For the nursing students and professors at Concordia University Texas, acquiring the mobile nursing van in late summer 2018 has so far proven a major benefit.

Nursing faculty and students had already been gaining out-of-hospital experience by providing health education and honing their skills in various locations—from under bridges to jails to church health fairs and crisis centers.

Prior to the van’s emergence as a cutting-edge tool for the school, students and professors loaded a car with supplies and a card table to service their outreach trips. After the official dedication of the van in September, remote health care became much easier and much more accessible.

Greta Degan, director of Concordia’s Master of Science in Nursing program, said last year prior to the dedication the van would open up several opportunities for Concordia’s nursing school.

“Having the van will make such a difference in where we can go and what we can say ‘yes’ to,” Degan said. “In the past, we turned down so many opportunities to serve because program centers were too small.”

Since using the van for the fall 2018 semester, Degan said there have been noticeable benefits.

“Having four walls around you, even if the door is open and the teacher is standing there, still helps the patients feel more comfortable talking about themselves,” she said. “So, when we’re in the field the students are able to elicit better answers and ... ask more directed questions for the health assessments. ... The learning that takes place is more authentic, it’s more intense and it’s more confidential.”
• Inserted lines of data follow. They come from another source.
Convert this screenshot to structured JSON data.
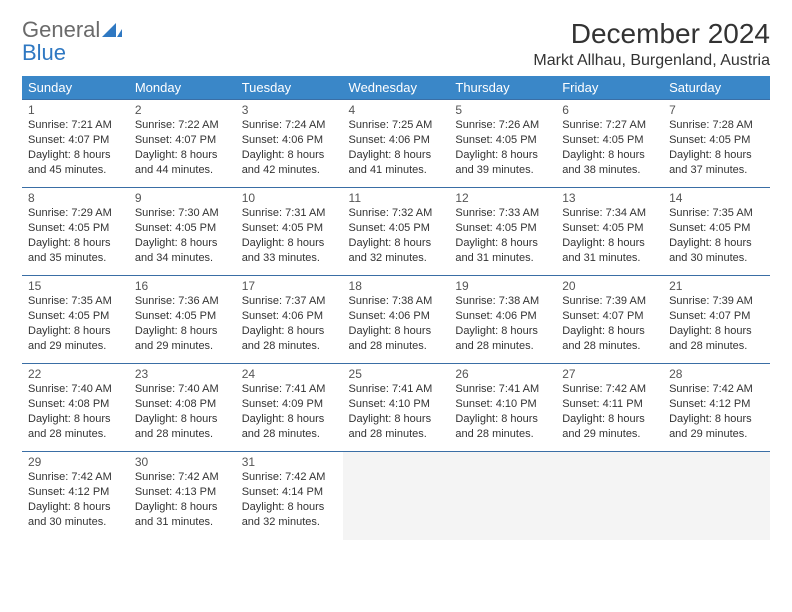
{
  "logo": {
    "general": "General",
    "blue": "Blue"
  },
  "title": "December 2024",
  "location": "Markt Allhau, Burgenland, Austria",
  "colors": {
    "header_bg": "#3a87c8",
    "header_text": "#ffffff",
    "border": "#3a6ea5",
    "logo_blue": "#2f78c2",
    "logo_gray": "#6a6a6a",
    "empty_bg": "#f4f4f4"
  },
  "day_headers": [
    "Sunday",
    "Monday",
    "Tuesday",
    "Wednesday",
    "Thursday",
    "Friday",
    "Saturday"
  ],
  "weeks": [
    [
      {
        "n": "1",
        "sr": "Sunrise: 7:21 AM",
        "ss": "Sunset: 4:07 PM",
        "dl1": "Daylight: 8 hours",
        "dl2": "and 45 minutes."
      },
      {
        "n": "2",
        "sr": "Sunrise: 7:22 AM",
        "ss": "Sunset: 4:07 PM",
        "dl1": "Daylight: 8 hours",
        "dl2": "and 44 minutes."
      },
      {
        "n": "3",
        "sr": "Sunrise: 7:24 AM",
        "ss": "Sunset: 4:06 PM",
        "dl1": "Daylight: 8 hours",
        "dl2": "and 42 minutes."
      },
      {
        "n": "4",
        "sr": "Sunrise: 7:25 AM",
        "ss": "Sunset: 4:06 PM",
        "dl1": "Daylight: 8 hours",
        "dl2": "and 41 minutes."
      },
      {
        "n": "5",
        "sr": "Sunrise: 7:26 AM",
        "ss": "Sunset: 4:05 PM",
        "dl1": "Daylight: 8 hours",
        "dl2": "and 39 minutes."
      },
      {
        "n": "6",
        "sr": "Sunrise: 7:27 AM",
        "ss": "Sunset: 4:05 PM",
        "dl1": "Daylight: 8 hours",
        "dl2": "and 38 minutes."
      },
      {
        "n": "7",
        "sr": "Sunrise: 7:28 AM",
        "ss": "Sunset: 4:05 PM",
        "dl1": "Daylight: 8 hours",
        "dl2": "and 37 minutes."
      }
    ],
    [
      {
        "n": "8",
        "sr": "Sunrise: 7:29 AM",
        "ss": "Sunset: 4:05 PM",
        "dl1": "Daylight: 8 hours",
        "dl2": "and 35 minutes."
      },
      {
        "n": "9",
        "sr": "Sunrise: 7:30 AM",
        "ss": "Sunset: 4:05 PM",
        "dl1": "Daylight: 8 hours",
        "dl2": "and 34 minutes."
      },
      {
        "n": "10",
        "sr": "Sunrise: 7:31 AM",
        "ss": "Sunset: 4:05 PM",
        "dl1": "Daylight: 8 hours",
        "dl2": "and 33 minutes."
      },
      {
        "n": "11",
        "sr": "Sunrise: 7:32 AM",
        "ss": "Sunset: 4:05 PM",
        "dl1": "Daylight: 8 hours",
        "dl2": "and 32 minutes."
      },
      {
        "n": "12",
        "sr": "Sunrise: 7:33 AM",
        "ss": "Sunset: 4:05 PM",
        "dl1": "Daylight: 8 hours",
        "dl2": "and 31 minutes."
      },
      {
        "n": "13",
        "sr": "Sunrise: 7:34 AM",
        "ss": "Sunset: 4:05 PM",
        "dl1": "Daylight: 8 hours",
        "dl2": "and 31 minutes."
      },
      {
        "n": "14",
        "sr": "Sunrise: 7:35 AM",
        "ss": "Sunset: 4:05 PM",
        "dl1": "Daylight: 8 hours",
        "dl2": "and 30 minutes."
      }
    ],
    [
      {
        "n": "15",
        "sr": "Sunrise: 7:35 AM",
        "ss": "Sunset: 4:05 PM",
        "dl1": "Daylight: 8 hours",
        "dl2": "and 29 minutes."
      },
      {
        "n": "16",
        "sr": "Sunrise: 7:36 AM",
        "ss": "Sunset: 4:05 PM",
        "dl1": "Daylight: 8 hours",
        "dl2": "and 29 minutes."
      },
      {
        "n": "17",
        "sr": "Sunrise: 7:37 AM",
        "ss": "Sunset: 4:06 PM",
        "dl1": "Daylight: 8 hours",
        "dl2": "and 28 minutes."
      },
      {
        "n": "18",
        "sr": "Sunrise: 7:38 AM",
        "ss": "Sunset: 4:06 PM",
        "dl1": "Daylight: 8 hours",
        "dl2": "and 28 minutes."
      },
      {
        "n": "19",
        "sr": "Sunrise: 7:38 AM",
        "ss": "Sunset: 4:06 PM",
        "dl1": "Daylight: 8 hours",
        "dl2": "and 28 minutes."
      },
      {
        "n": "20",
        "sr": "Sunrise: 7:39 AM",
        "ss": "Sunset: 4:07 PM",
        "dl1": "Daylight: 8 hours",
        "dl2": "and 28 minutes."
      },
      {
        "n": "21",
        "sr": "Sunrise: 7:39 AM",
        "ss": "Sunset: 4:07 PM",
        "dl1": "Daylight: 8 hours",
        "dl2": "and 28 minutes."
      }
    ],
    [
      {
        "n": "22",
        "sr": "Sunrise: 7:40 AM",
        "ss": "Sunset: 4:08 PM",
        "dl1": "Daylight: 8 hours",
        "dl2": "and 28 minutes."
      },
      {
        "n": "23",
        "sr": "Sunrise: 7:40 AM",
        "ss": "Sunset: 4:08 PM",
        "dl1": "Daylight: 8 hours",
        "dl2": "and 28 minutes."
      },
      {
        "n": "24",
        "sr": "Sunrise: 7:41 AM",
        "ss": "Sunset: 4:09 PM",
        "dl1": "Daylight: 8 hours",
        "dl2": "and 28 minutes."
      },
      {
        "n": "25",
        "sr": "Sunrise: 7:41 AM",
        "ss": "Sunset: 4:10 PM",
        "dl1": "Daylight: 8 hours",
        "dl2": "and 28 minutes."
      },
      {
        "n": "26",
        "sr": "Sunrise: 7:41 AM",
        "ss": "Sunset: 4:10 PM",
        "dl1": "Daylight: 8 hours",
        "dl2": "and 28 minutes."
      },
      {
        "n": "27",
        "sr": "Sunrise: 7:42 AM",
        "ss": "Sunset: 4:11 PM",
        "dl1": "Daylight: 8 hours",
        "dl2": "and 29 minutes."
      },
      {
        "n": "28",
        "sr": "Sunrise: 7:42 AM",
        "ss": "Sunset: 4:12 PM",
        "dl1": "Daylight: 8 hours",
        "dl2": "and 29 minutes."
      }
    ],
    [
      {
        "n": "29",
        "sr": "Sunrise: 7:42 AM",
        "ss": "Sunset: 4:12 PM",
        "dl1": "Daylight: 8 hours",
        "dl2": "and 30 minutes."
      },
      {
        "n": "30",
        "sr": "Sunrise: 7:42 AM",
        "ss": "Sunset: 4:13 PM",
        "dl1": "Daylight: 8 hours",
        "dl2": "and 31 minutes."
      },
      {
        "n": "31",
        "sr": "Sunrise: 7:42 AM",
        "ss": "Sunset: 4:14 PM",
        "dl1": "Daylight: 8 hours",
        "dl2": "and 32 minutes."
      },
      null,
      null,
      null,
      null
    ]
  ]
}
Concordia nursing students working in the field have previously served clients such as Mission Possible’s Church Under the Bridge, Leander Church of Christ’s Bright Days Food Pantry, Lake Travis Crisis Ministries, the Travis County Correctional Center and Williamson County’s wards of state program as well as churches and fire departments. Thanks in part to the mobile van, Concordia’s nursing program has been developing partnerships with two new entities that are helping connect students with people needing outreach—Foundation Communities, which among other services provides apartment housing for immigrants, and Caritas of Austin, which provides case managers for homeless people who have recently been housed.

Degan, whose specialty is in homeless outreach, said being able to be out of the elements due to the shelter provided by the van also makes a big difference in the quality of care students are able to provide.

“It just hurts me to see some of the people who need health care so desperately that they’re willing to stand out in the beating down sun just to get a place in line,” she said. “So, this kind of alleviates that.”